Typhoon Nock-Ten hit the Philippines in December 2016 affecting over 2,925,000 people. On top of this, roads, crops, infrastructure, and power lines were also heavily affected.

The private sector network helped to:

  •  restore power and telecom services
  •  donated over 6,800 relief items to affected families
  •  provided permanent shelters in heavily damaged areas


  • Meralco sent teams of linemen to help restore power in Catanduanes, Albay and Sorsogon. They worked over the New Year's holiday to replace downed power lines. Aboitiz Power sent other teams to re-energize Albay. Promate donated generators to be used to restore electricity.

  • TELECOMS - Both Smart and Globe supported reestablishment of telecom service. Smart set up “Libreng Tawag” kiosks in some parts of Albay, Camarines Sur, Catanduanes, Marinduque and Sorsogon. Globe set up “libreng tawag” and “libreng charging stations” in Boac, Marinduque and in Barangay Tinago, Naga City.

  • RELIEF - The Alagang Kapatid Foundation made up of MVP companies sent a team to Bato, Catanduanes to assess damage and distribute food packs from PLDT Smart Foundation, hygiene kits, a genset and water from One Meralco Foundation along with satellite phones from Smart. The Aboitiz Group committed to donate relief items to 5000 families in some affected areas.

  • EDUCATION - Many schools were damaged and needed to be repaired particularly in Regions 4A, 4B and 5. Students required new learning kits.

  • WATER - Certain areas such as Catanduanes need drinking water.

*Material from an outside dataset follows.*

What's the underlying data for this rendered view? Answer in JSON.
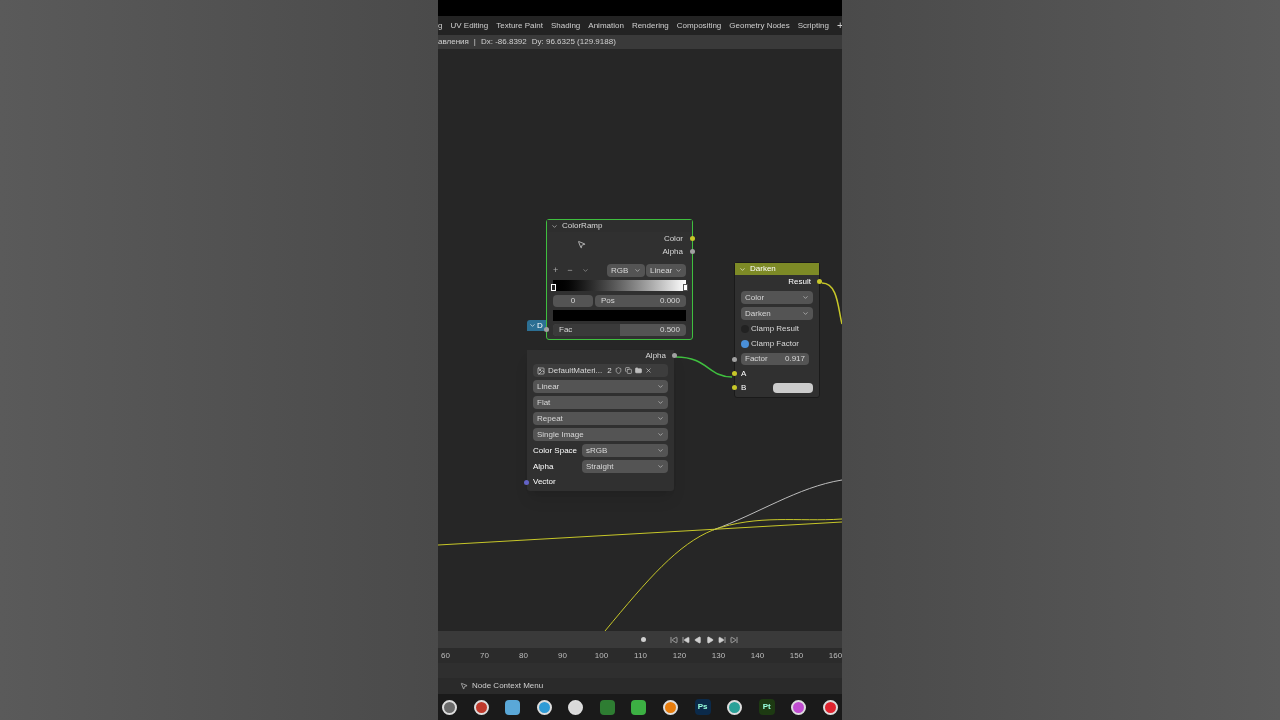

Coca Cola Foundation coordinated with appropriate local officials and committed to donate water for relief operations.

  • FINANCE - Agriculture was heavily damaged and farmers needed loans to replant their crops and recover from the typhoon.

  • DONATIONS - In response to PDRF’s appeal, Ayala Foundation donated P1 million while First Pacific gave another P1 million.  Peace and Equity Foundation donated P500,000. A prominent Filipina American has given $1,000.

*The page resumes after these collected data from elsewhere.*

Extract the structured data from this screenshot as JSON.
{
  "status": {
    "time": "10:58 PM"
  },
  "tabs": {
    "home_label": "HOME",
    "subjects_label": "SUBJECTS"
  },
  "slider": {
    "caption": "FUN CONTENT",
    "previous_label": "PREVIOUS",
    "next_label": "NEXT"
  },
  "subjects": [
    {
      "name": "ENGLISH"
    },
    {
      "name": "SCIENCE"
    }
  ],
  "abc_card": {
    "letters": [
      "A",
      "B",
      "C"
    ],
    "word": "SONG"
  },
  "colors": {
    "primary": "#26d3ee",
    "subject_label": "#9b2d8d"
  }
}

Among PDRF activities to respond to Typhoon Nock-Ten are:

  1. Documented private sector response and informed member companies of critical areas for assistance such as restoration of telecom service and power, need for generator sets and shelter, repair of schools and need for learning kits;
  2. Participated in NDRMMC AND UN OCHA meetings to represent the private sector; attached are the latest reports from both groups;
  3. Activated the Emergency Operations Center and now shifted to Relief and Recovery Operations;
  4. Issued a call for support both locally and internationally;
  5. Partnering with Habitat for Humanity to help repair over 3,000 damaged houses in Albay and Camarines Sur.